The 2008 global economic crisis marked the start of the third waved. Taking this crisis as an opportunity, the global diffusion of power by and within states and non-state actors triggered an unprecedented deepening of global political engagement.
First, emerging economies such as China, India, and Brazil began actively participating in globalization and their power expanded. They began to demand an international order more reflective of their interests and further awakened their global political awareness. Examples include the birth of BRICS and China's efforts to establish the Asian Infrastructure Investment Bank.
Second, in the face of vulnerabilities brought about by the rapid post-Cold War globalization, many countries, including U.S. allies, became more conscious of the need to solve this problem by means of multilateralism, regionalism and globalism. Their motivation to participate in the restructuring of the global political landscape was stimulated to an unprecedented degree. For example, we have seen that Japan continued to push ahead with the TPP even without U.S. involvement and that the EU supported the 2015 framework agreement on the Iranian nuclear issue despite U.S. opposition.
In addition, a wave of political populism, brought about by the global economic crisis, and a wave of global political awakening interacted to become a prominent feature of the third wave.
The global COVID-19 pandemic this year is likely to lead to a fourth wave of the great global political awakening.
The impact of the pandemic on the global industrial and supply chains will not lead to deglobalization. Rather, it will expand globalization to neglected countries and regions. As they become more involved in the process of globalization, these countries and regions will begin to awaken politically.

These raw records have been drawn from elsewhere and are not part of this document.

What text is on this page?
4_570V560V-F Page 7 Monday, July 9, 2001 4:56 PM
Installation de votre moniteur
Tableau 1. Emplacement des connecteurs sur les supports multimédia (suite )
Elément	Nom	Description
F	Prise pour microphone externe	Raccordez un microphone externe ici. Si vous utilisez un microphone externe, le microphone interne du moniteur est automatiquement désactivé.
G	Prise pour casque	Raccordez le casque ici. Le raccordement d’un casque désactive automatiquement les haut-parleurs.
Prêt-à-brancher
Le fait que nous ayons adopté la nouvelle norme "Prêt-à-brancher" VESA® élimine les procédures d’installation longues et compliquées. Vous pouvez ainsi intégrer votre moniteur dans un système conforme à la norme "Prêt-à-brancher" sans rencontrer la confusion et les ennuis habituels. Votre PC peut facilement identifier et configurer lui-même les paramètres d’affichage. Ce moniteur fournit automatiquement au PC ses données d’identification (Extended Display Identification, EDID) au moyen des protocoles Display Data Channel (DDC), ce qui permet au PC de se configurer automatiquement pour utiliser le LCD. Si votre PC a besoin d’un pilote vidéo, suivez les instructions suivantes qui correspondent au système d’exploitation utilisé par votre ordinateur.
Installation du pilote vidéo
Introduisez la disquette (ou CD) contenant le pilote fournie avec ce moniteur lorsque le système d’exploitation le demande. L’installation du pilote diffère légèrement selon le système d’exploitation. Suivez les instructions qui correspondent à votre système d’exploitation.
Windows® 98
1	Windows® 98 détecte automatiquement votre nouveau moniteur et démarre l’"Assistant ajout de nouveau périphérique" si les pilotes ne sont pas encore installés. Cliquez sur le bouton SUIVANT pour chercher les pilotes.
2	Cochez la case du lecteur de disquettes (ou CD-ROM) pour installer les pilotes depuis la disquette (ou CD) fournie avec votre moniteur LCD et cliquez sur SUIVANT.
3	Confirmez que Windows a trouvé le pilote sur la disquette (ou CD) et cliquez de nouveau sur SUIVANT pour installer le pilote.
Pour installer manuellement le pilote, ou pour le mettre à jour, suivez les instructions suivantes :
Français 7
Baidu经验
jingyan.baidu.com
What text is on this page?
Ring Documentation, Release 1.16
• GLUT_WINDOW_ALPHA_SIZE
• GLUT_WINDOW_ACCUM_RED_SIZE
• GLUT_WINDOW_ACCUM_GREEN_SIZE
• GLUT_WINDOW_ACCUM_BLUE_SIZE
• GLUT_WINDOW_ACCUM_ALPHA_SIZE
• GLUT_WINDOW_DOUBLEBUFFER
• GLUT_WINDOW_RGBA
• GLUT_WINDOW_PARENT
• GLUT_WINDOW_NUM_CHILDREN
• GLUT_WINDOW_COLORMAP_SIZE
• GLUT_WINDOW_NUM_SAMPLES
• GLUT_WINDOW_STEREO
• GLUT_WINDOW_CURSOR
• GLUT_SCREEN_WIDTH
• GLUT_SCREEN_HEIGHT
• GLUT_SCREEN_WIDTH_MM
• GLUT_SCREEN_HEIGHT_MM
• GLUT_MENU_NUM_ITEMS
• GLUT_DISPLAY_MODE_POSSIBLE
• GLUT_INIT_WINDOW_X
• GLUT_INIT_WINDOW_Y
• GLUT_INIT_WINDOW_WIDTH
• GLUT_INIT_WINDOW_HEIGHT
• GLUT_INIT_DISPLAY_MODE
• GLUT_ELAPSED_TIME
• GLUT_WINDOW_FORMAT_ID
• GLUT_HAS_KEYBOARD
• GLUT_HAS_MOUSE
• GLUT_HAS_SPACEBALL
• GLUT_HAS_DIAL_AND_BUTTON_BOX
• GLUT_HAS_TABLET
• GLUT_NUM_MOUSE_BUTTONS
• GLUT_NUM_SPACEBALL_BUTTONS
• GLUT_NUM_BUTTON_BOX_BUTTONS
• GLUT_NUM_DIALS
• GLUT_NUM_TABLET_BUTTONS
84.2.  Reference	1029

While some countries are skeptical of multilateralism, a further political awakening of the world’s major countries to its importance could contribute to the solution of global problems such as epidemics and climate change, which have posed major obstacles to economic globalization. Their solution requires leadership from both sovereign states and international organizations.
Meanwhile, international cooperation featuring transnational actors, such as international organizations, social movements, and foundations, is bringing about a great global political awakening that goes beyond the original framework of sovereign states.
During the ongoing pandemic, active cooperation between China and the Bill and Melinda Gates Foundation in the U.S. — the second-largest contributor to the World Health Organization — is taking place despite high tensions between China and the United States.
Moreover, the transnational cooperation of local governments in the fight against COVID-19 can inspire a global political awakening at the sub-national level.
In April 2020, the governor of New York thanked the Ma Yun Foundation and others in a tweet for donating 1,000 artificial respirators to his state through the assistance of the Chinese government.
Of course, we also need to be aware that countries are still highly dependent on the individual efforts of sovereign states in the anti-pandemic effort, which means that vulnerability to global crises can easily lead to a clash and interaction between the “my country first” impulse and the current wave of the global political awakening.
The four waves of political awakening across the globe in the postwar era show that we have every reason to believe that the post-pandemic era will not bring a new cold war of confrontation. Nor will it be a dark age of fragmentation in international relations. Although the future of international relations remains fraught with uncertainty, one must be cautiously optimistic about the cumulative evolution of human wisdom.